The Last Sea Cow: The Politics of Eighteenth-Century Extinction

Saturday, January 9, 2010: 9:00 AM
Columbia 2 (Marriott)
Ryan T. Jones , Appalachian State University, Boone, NC
The last Steller's sea cow died in 1768, killed by an anonymous Russian hunter only 26 years after its discovery.  The sea otter, main object of the Russian fur trade in the North Pacific, would soon face near extinction itself.  By the 1850s both of these animals from an obscure corner of the world would emerge in the European consciousness as symbols of the evils of colonization and humans' ability to negatively reshape the environment.  In response, the Russian Empire would enact some of the period's most ambitious conservation measures.
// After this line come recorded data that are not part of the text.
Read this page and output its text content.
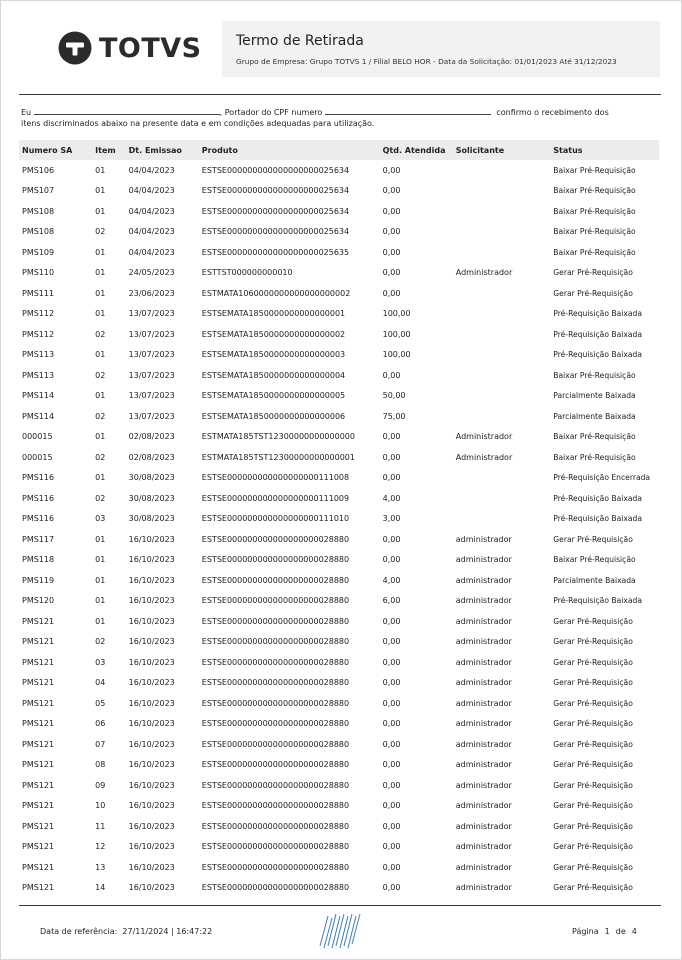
TOTVS Termo de Retirada
Grupo de Empresa: Grupo TOTVS 1 / Filial BELO HOR - Data da Solicitação: 01/01/2023 Até 31/12/2023
Eu	, Portador do CPF numero	confirmo o recebimento dos
itens discriminados abaixo na presente data e em condições adequadas para utilização.
Numero SA	Item	Dt. Emissao	Produto	Qtd. Atendida	Solicitante	Status
PMS106	01	04/04/2023	ESTSE000000000000000000025634	0,00		Baixar Pré-Requisição
PMS107	01	04/04/2023	ESTSE000000000000000000025634	0,00		Baixar Pré-Requisição
PMS108	01	04/04/2023	ESTSE000000000000000000025634	0,00		Baixar Pré-Requisição
PMS108	02	04/04/2023	ESTSE000000000000000000025634	0,00		Baixar Pré-Requisição
PMS109	01	04/04/2023	ESTSE000000000000000000025635	0,00		Baixar Pré-Requisição
PMS110	01	24/05/2023	ESTTST000000000010	0,00	Administrador	Gerar Pré-Requisição
PMS111	01	23/06/2023	ESTMATA1060000000000000000002	0,00		Gerar Pré-Requisição
PMS112	01	13/07/2023	ESTSEMATA1850000000000000001	100,00		Pré-Requisição Baixada
PMS112	02	13/07/2023	ESTSEMATA1850000000000000002	100,00		Pré-Requisição Baixada
PMS113	01	13/07/2023	ESTSEMATA1850000000000000003	100,00		Pré-Requisição Baixada
PMS113	02	13/07/2023	ESTSEMATA1850000000000000004	0,00		Baixar Pré-Requisição
PMS114	01	13/07/2023	ESTSEMATA1850000000000000005	50,00		Parcialmente Baixada
PMS114	02	13/07/2023	ESTSEMATA1850000000000000006	75,00		Parcialmente Baixada
000015	01	02/08/2023	ESTMATA185TST12300000000000000	0,00	Administrador	Baixar Pré-Requisição
000015	02	02/08/2023	ESTMATA185TST12300000000000001	0,00	Administrador	Baixar Pré-Requisição
PMS116	01	30/08/2023	ESTSE000000000000000000111008	0,00		Pré-Requisição Encerrada
PMS116	02	30/08/2023	ESTSE000000000000000000111009	4,00		Pré-Requisição Baixada
PMS116	03	30/08/2023	ESTSE000000000000000000111010	3,00		Pré-Requisição Baixada
PMS117	01	16/10/2023	ESTSE000000000000000000028880	0,00	administrador	Gerar Pré-Requisição
PMS118	01	16/10/2023	ESTSE000000000000000000028880	0,00	administrador	Baixar Pré-Requisição
PMS119	01	16/10/2023	ESTSE000000000000000000028880	4,00	administrador	Parcialmente Baixada
PMS120	01	16/10/2023	ESTSE000000000000000000028880	6,00	administrador	Pré-Requisição Baixada
PMS121	01	16/10/2023	ESTSE000000000000000000028880	0,00	administrador	Gerar Pré-Requisição
PMS121	02	16/10/2023	ESTSE000000000000000000028880	0,00	administrador	Gerar Pré-Requisição
PMS121	03	16/10/2023	ESTSE000000000000000000028880	0,00	administrador	Gerar Pré-Requisição
PMS121	04	16/10/2023	ESTSE000000000000000000028880	0,00	administrador	Gerar Pré-Requisição
PMS121	05	16/10/2023	ESTSE000000000000000000028880	0,00	administrador	Gerar Pré-Requisição
PMS121	06	16/10/2023	ESTSE000000000000000000028880	0,00	administrador	Gerar Pré-Requisição
PMS121	07	16/10/2023	ESTSE000000000000000000028880	0,00	administrador	Gerar Pré-Requisição
PMS121	08	16/10/2023	ESTSE000000000000000000028880	0,00	administrador	Gerar Pré-Requisição
PMS121	09	16/10/2023	ESTSE000000000000000000028880	0,00	administrador	Gerar Pré-Requisição
PMS121	10	16/10/2023	ESTSE000000000000000000028880	0,00	administrador	Gerar Pré-Requisição
PMS121	11	16/10/2023	ESTSE000000000000000000028880	0,00	administrador	Gerar Pré-Requisição
PMS121	12	16/10/2023	ESTSE000000000000000000028880	0,00	administrador	Gerar Pré-Requisição
PMS121	13	16/10/2023	ESTSE000000000000000000028880	0,00	administrador	Gerar Pré-Requisição
PMS121	14	16/10/2023	ESTSE000000000000000000028880	0,00	administrador	Gerar Pré-Requisição
Data de referência: 27/11/2024 | 16:47:22	Página 1 de 4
The process by which these animals gained their symbolic power had several complex roots.  Revolutions in the sciences of biogeography and geology encouraged scientists to think in terms of species extinction for the first time.  The late-Enlightenment and early-Romantic critiques of European imperialism directed intellectuals' attention towards colonial injustices.  Above all, intra-European rivalry made criticism of Russian imperialism particularly interesting to England and France, who sensed the possibility of expanding their influence in the North Pacific.  Thus, eighteenth- and nineteenth-century European conceptions of animal extinction were deeply entwined with the key scientific, political, and imperial developments of the time.